Dix jours après la fin des Jeux olympiques au Japon, les sportifs ultramarins se sont dispersés un peu partout. Place aux vacances pour certains. Déjà le retour aux affaires pour d'autres. Tandis que d'heureux médaillés ont pris le temps de saluer tous ceux qui les ont soutenus.

Ces Jeux olympiques 2021 garderont un goût particulier. Des JO masqués. Un public interdit. Et deux questions pas si absurdes : qui nous garantit que la pandémie de Covid sera vaincue en 2024 et que les JO de Paris ne vont pas se voir imposer les mêmes restrictions ?
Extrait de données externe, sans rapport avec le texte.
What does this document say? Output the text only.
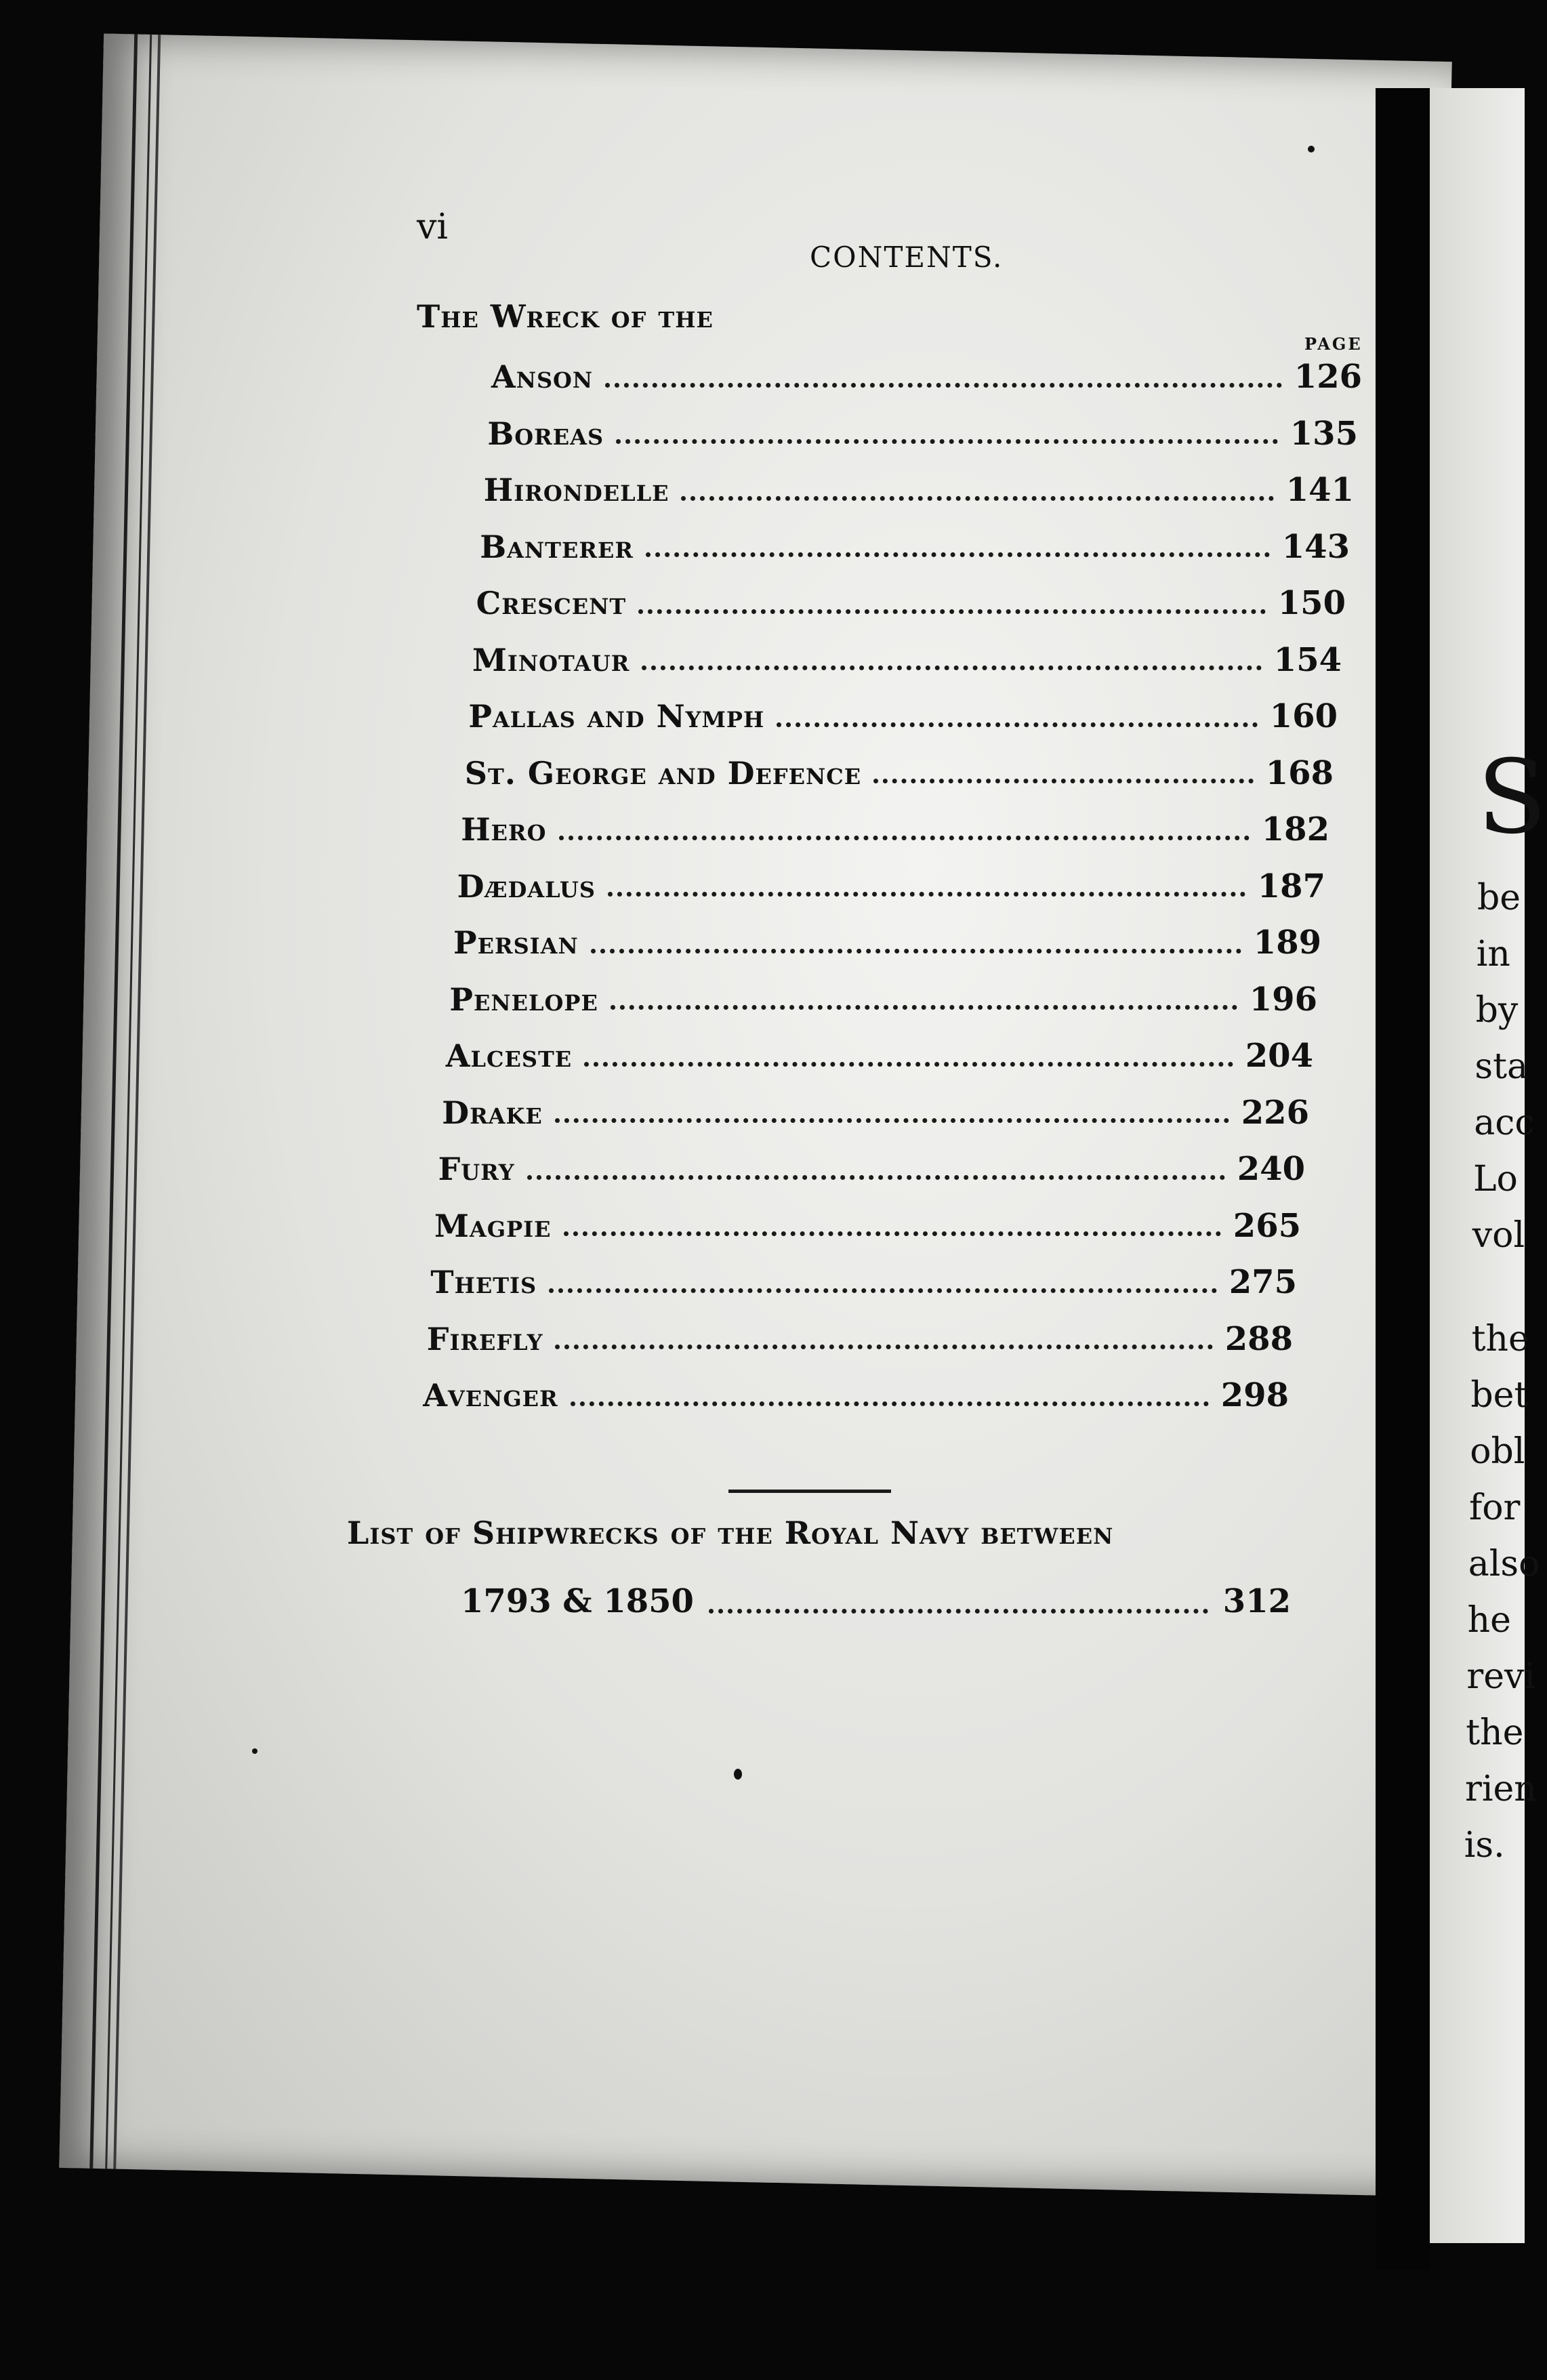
S
be
in
by
sta
acc
Lo
vol
the
bet
obl
for
also
he
revi
the
rien
is.
vi
CONTENTS.
The Wreck of the
PAGE
Anson	126
Boreas	135
Hirondelle	141
Banterer	143
Crescent	150
Minotaur	154
Pallas and Nymph	160
St. George and Defence	168
Hero	182
Dædalus	187
Persian	189
Penelope	196
Alceste	204
Drake	226
Fury	240
Magpie	265
Thetis	275
Firefly	288
Avenger	298
List of Shipwrecks of the Royal Navy between
1793 & 1850	312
Restent les 33 médailles décrochées par la délégation française. Un bilan comptable décevant si on le compare aux derniers JO de Rio (42). Heureusement, l'ultime week-end de compétition a vu le compteur des médailles d'or s'envoler. Un titre olympique pour l'équipe de France masculine de volley. Et une double ration pour le hand-ball. L'or pour les garçons ET pour les filles. Une première pour les Bleues. La Guadeloupéenne Allison Pineau a d'ailleurs mis du temps à sécher ses larmes. À 32 ans, les galères et les doutes ont enfin disparu. L'occasion pour elle de remercier tous celles et ceux qui l'ont aidée à maintenir le cap.

 

Pas de pause au programme pour le Réunionnais Stephen Boyer. Après l'or olympique en août, le pointu doit enchaîner avec l'équipe de France de volley en septembre. Au menu : les championnats d'Europe. Pas de vacances donc dans l'immédiat. Si ce n'est un passage éclair et mémorable au Trocadéro avec sa compagne italienne Francesca Grimaldi.

 

Un peu de détente en revanche pour le pivot guadeloupéen Rudy Gobert. Après sa médaille d'argent olympique avec les Bleus du basket, il peut souffler quelques jours avant la reprise du championnat NBA. La star des Utah Jazz s'est ainsi illustrée en soirée dans un blouson du plus bel effet.

 

Il y a également ceux qui n'ont pas brillé à Tokyo. Ce fut le cas de l'Antillais Gaël Monfils, battu dès le premier tour du tournoi de tennis olympique. Juste avant les Jeux, il avait épousé sa compagne, la joueuse ukrainienne Elina Svitolina (médaillée de bronze au Japon). Il faut croire que l'amour peut donner des ailes. Depuis son retour, Gaël Monfils semble métamorphosé. Sa tournée américaine est une vraie réussite. Il a ainsi atteint les quarts de finale du Masters 1000 de Toronto. Et si l'amour d'Elina offrait à Gaël une seconde jeunesse à quelques jours de ses trente-cinq printemps ?

 

L'amour encore et toujours pour la Guadeloupéenne Rénelle Lamote. Un peu frustrée de ne pas avoir réussi à se hisser en finale olympique du 800 mètres, l'athlète a retrouvé la région de Montpellier où elle s'entraîne désormais. Après quelques jours de farniente avec son amoureux, elle compte bien repartir à l'assaut du double tour de piste.

 

Enfin, n'oublions pas ceux qui ont manqué le grand rendez-vous japonais. Comme par exemple, la lanceuse de javelot guyanaise Alexie Alaïs. Opérée au genou en octobre 2020, elle avait tenté le pari fou d'être prête en juillet 2021. Pari perdu d'un rien. Il a manqué trois petites semaines à Alexie pour retrouver son meilleur niveau. D'où son choix de rentrer se ressourcer en famille en Guyane. Avant de préparer un retour tonitruant en 2022. Car attention, la guerrière de Kourou n'a rien perdu de sa détermination !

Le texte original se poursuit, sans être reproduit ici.